Set construction began in August 1968, with principal photography starting the following month.

“Signs at one of the more centrally located motels said, ‘Welcome, Paramount Pictures,’” Nancy Sparks wrote for The Wichita (Kansas) Eagle in October 1968. “The sign at our motel said, ‘Background music, shuffleboard, and dial telephones.’ Clearly it wasn’t John Wayne’s headquarters.”

 

In 1969, the True Grit production company used locations for the movie in the town of Ridgway, Ridgway Valley and across the Uncompahgre National Forest. Ridgway Photo Courtesy Gates Frontiers Fund Colorado Collection within the Carol M. Highsmith Archive, Library of Congress/ “True Grit” Still Courtesy Paramount Studios

 

The livery stable and gallows went up at Ridgway’s Hartwell Park, while across Lena Street a courthouse façade was erected, and buildings were turned into a saloon and grocery.
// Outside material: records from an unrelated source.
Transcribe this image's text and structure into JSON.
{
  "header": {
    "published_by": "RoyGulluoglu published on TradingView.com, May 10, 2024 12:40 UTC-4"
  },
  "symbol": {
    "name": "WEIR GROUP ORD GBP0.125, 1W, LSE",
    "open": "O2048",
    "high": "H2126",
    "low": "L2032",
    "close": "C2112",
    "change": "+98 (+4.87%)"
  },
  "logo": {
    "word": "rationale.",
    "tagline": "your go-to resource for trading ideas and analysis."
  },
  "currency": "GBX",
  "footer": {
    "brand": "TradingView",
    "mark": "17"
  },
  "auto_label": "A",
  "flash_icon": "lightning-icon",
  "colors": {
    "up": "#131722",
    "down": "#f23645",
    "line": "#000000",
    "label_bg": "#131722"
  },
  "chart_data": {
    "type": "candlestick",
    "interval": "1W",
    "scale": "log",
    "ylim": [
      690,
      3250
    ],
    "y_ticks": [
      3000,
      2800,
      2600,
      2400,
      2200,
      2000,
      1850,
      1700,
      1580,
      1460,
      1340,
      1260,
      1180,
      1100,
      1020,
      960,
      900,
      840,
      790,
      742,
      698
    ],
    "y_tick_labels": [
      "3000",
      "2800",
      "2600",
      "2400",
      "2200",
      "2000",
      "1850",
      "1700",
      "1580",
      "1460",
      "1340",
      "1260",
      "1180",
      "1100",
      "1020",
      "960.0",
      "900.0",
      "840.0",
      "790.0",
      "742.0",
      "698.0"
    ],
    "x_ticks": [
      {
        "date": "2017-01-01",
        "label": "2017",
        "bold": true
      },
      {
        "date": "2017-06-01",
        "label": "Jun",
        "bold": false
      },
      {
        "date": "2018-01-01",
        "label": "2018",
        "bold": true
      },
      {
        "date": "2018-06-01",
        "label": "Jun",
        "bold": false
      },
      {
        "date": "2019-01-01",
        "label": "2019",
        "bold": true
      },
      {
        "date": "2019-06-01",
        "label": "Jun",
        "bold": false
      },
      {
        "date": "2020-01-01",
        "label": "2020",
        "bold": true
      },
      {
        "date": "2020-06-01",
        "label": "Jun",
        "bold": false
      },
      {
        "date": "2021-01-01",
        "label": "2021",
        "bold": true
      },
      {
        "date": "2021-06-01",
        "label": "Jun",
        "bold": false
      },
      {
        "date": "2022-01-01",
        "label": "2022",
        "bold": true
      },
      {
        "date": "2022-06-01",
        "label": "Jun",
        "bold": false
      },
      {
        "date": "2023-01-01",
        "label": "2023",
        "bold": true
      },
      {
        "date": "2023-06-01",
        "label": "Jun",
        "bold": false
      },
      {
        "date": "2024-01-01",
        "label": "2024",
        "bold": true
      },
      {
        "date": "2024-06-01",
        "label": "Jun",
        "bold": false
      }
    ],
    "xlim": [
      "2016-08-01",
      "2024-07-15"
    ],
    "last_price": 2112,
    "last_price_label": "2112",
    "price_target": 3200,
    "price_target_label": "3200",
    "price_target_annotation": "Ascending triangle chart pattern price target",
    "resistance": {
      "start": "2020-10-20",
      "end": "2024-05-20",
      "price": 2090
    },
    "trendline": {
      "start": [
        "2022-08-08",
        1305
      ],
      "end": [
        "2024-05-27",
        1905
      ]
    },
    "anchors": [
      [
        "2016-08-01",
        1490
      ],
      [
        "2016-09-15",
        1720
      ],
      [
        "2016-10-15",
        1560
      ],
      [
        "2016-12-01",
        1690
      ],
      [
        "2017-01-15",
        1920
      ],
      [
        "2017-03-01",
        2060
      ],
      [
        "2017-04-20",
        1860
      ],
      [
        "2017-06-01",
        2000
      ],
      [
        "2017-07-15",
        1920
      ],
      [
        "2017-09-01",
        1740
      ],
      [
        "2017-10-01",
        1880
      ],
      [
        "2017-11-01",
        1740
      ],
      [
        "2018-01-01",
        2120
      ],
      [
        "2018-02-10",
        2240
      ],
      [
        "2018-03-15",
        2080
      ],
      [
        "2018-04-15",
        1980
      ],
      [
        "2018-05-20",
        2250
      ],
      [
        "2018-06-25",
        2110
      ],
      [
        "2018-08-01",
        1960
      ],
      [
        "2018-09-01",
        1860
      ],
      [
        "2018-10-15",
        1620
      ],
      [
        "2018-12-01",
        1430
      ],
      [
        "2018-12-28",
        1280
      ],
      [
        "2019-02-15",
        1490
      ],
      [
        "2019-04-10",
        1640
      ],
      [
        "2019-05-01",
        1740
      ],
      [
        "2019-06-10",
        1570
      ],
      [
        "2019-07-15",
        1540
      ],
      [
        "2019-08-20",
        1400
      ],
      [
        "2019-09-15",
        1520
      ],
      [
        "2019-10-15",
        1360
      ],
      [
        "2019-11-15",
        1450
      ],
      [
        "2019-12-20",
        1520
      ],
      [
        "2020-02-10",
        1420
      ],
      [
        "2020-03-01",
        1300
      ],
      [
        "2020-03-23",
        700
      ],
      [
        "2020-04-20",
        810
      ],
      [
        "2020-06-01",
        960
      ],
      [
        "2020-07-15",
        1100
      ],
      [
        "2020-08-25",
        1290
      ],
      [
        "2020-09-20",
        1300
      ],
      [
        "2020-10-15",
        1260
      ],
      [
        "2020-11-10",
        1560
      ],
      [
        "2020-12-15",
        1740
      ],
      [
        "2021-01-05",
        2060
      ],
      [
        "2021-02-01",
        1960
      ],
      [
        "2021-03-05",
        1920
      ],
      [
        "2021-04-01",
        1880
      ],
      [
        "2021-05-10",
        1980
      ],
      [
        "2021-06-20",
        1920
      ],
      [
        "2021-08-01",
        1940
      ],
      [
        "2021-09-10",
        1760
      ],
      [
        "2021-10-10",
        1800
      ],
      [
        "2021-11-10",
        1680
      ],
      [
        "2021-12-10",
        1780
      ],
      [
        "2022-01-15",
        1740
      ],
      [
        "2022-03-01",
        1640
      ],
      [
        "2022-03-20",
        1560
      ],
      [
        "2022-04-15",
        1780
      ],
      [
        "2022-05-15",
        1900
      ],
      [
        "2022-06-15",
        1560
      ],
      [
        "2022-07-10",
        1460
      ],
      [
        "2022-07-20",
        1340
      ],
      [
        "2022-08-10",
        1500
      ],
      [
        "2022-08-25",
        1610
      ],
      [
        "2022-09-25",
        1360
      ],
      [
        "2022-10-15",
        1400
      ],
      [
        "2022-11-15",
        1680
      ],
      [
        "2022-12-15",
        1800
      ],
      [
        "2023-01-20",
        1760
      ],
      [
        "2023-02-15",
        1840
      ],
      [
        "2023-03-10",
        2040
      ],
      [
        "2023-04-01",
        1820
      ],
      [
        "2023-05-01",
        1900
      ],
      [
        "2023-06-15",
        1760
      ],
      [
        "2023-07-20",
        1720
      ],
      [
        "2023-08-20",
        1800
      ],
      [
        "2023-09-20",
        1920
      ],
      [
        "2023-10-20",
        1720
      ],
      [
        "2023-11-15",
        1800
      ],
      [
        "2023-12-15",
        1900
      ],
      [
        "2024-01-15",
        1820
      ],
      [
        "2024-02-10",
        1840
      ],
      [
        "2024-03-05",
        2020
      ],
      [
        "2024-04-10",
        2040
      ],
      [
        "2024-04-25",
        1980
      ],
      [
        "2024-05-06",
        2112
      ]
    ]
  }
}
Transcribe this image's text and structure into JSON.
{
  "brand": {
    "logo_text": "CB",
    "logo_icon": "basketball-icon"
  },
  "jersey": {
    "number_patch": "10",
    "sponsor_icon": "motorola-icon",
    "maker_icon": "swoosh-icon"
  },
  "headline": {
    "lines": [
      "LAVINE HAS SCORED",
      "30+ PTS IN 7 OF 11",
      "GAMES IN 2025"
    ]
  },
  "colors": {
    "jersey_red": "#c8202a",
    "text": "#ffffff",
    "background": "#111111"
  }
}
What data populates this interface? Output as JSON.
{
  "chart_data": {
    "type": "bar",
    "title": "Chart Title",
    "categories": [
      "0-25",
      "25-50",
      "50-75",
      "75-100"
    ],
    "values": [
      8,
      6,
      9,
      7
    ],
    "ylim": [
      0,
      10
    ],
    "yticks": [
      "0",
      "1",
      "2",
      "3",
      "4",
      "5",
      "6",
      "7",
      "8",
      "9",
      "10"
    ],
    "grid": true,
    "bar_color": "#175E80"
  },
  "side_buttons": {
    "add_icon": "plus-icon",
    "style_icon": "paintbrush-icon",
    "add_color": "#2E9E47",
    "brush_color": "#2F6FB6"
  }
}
The jail wagon that brings in Rooster’s prisoners is displayed at the Ouray County Ranch History Museum, formerly a railroad depot. Other film sites are in town. Visit Ridgway’s Visitors Center for details.

Outside of Ridgway, the Ross place is off Last Dollar Road, the ruins of McAlester’s store on County Road 60X, and you can recognize the site of Rooster’s shootout with Ned Pepper’s bunch at Debbie’s Meadow near Owl Creek Pass’s summit.

For the actual courthouse exteriors and the interior staircase where Mattie accosts Rooster, drive to Ouray (Ouray County Museum). The courthouse is at Fourth Street and Sixth Avenue. The snake pit that almost dooms Mattie is on private property off Camp Bird Road, while the ferry scenes are underwater at Blue Mesa Reservoir between Montrose and Gunnison.

You don’t have to be a True Grit fan, however, to appreciate this area’s history.

This ends my true account of how I followed a fictional trail—actually, two trails—when regular unleaded was $2.79 a gallon.

 

Called the “Flagship of the San Juans,” the Beaumont Hotel & Spa opened in Ouray, Colorado, in 1886. Its guests have included Presidents Theodore Roosevelt and Herbert Hoover.

 

Wide Spot in the Road: Colorado

DURANGO & SILVERTON NARROW GAUGE RAILROAD

Before True Grit crews arrived in 1968, Colorado had recently been visited by another movie production—for Butch Cassidy and the Sundance Kid. The Durango & Silverton Narrow Gauge Railroad was used for train-robbery scenes. The railroad linked the two towns in 1882, but Hollywood arrived after the mining heyday for films including 1950’s Ticket to Tomahawk, 1952’s Denver & Rio Grande (in which two locomotives collide head-on, not CGI) and 1957’s Night Passage (1957). Locomotives from the 1920s continue to pull rolling stock today for tourists. Overnight packages are available with accommodations at Silverton’s Grand Imperial Hotel. DurangoTrain.com

Good Eats & Sleeps: 

Eats: True Grit Café, Ridgway, CO

Sleeps: Beaumont Hotel & Spa, Ouray, CO

 

Johnny D. Boggs is a longtime admirer of Charles Portis’s True Grit, but he thinks Norwood and The Dog of the South are funnier.